Juncker en a tant dit que l’on ne sait pas trop quel ordre d’importance il convient d’accorder à ses annonces : nomination d’un ministre européen des Finances, établissement d’un socle social commun, transparence sur les accords de libre-échange, fusion de son poste avec celui de président du Conseil pour doter l’UE d’un seul visage, etc. Du concret donc, mais aussi un rappel aux principes fondamentaux de l’UE : la liberté, l’égalité et l’État de droit. Sans les citer, il a fustigé Hongrois et Polonais pour les largesses qu’ils prennent avec ces valeurs. Il a averti la Turquie qu’en l’état actuel, son adhésion à l’UE est exclue. Pour les bons points, il a chaleureusement salué l’Italie, qui «sauve l’honneur de l’Europe» dans la crise des réfugiés.
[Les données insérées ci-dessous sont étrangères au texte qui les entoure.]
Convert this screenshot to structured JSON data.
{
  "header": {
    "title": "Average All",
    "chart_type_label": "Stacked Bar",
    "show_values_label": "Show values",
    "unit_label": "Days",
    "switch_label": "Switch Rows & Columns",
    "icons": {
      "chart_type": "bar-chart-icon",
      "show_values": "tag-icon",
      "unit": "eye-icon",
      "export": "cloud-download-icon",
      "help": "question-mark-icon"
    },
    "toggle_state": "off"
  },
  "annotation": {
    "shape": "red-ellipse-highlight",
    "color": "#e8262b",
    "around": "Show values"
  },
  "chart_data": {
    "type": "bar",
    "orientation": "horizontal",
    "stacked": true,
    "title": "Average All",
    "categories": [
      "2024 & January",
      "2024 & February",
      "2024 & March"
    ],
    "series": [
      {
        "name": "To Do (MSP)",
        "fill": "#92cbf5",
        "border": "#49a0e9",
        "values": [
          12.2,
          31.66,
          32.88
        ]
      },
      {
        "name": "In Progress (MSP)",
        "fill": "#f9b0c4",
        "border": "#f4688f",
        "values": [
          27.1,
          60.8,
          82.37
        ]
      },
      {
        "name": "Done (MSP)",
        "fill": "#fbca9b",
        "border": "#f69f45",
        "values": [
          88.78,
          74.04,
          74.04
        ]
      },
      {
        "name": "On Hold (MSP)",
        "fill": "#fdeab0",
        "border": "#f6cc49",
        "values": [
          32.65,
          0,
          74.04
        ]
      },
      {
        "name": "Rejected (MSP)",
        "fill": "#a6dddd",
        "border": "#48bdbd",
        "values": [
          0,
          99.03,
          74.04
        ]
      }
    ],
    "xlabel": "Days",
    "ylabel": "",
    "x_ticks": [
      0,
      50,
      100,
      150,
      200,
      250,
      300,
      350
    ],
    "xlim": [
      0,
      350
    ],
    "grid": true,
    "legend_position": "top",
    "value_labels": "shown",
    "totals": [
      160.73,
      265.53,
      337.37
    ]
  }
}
De cette parole magnifiée aux actes, il y a cependant un vaste océan à franchir et tout ne se trouve pas entre les seuls mains du Luxembourgeois. Aux chefs d’État ou de gouvernement de l’UE à saisir la barre, nombre de ces réformes importantes requérant leur accord unanime. De son côté, le président de la Commission devra s’atteler à la réforme de l’immense appareil bureaucratique dont il a la charge car il est trop souvent perçu par les citoyens comme le docile serviteur d’intérêts financiers particuliers. Cela a encore été le cas cet été sur la question des perturbateurs endocriniens.
Le discours délivré par Juncker était à la hauteur des enjeux vitaux se posant à l’Union européenne. À condition cependant que cela ne soit pas juste du vent, un catalogue de louables promesses sans lendemain, juste pour se ménager un répit dans la tempête.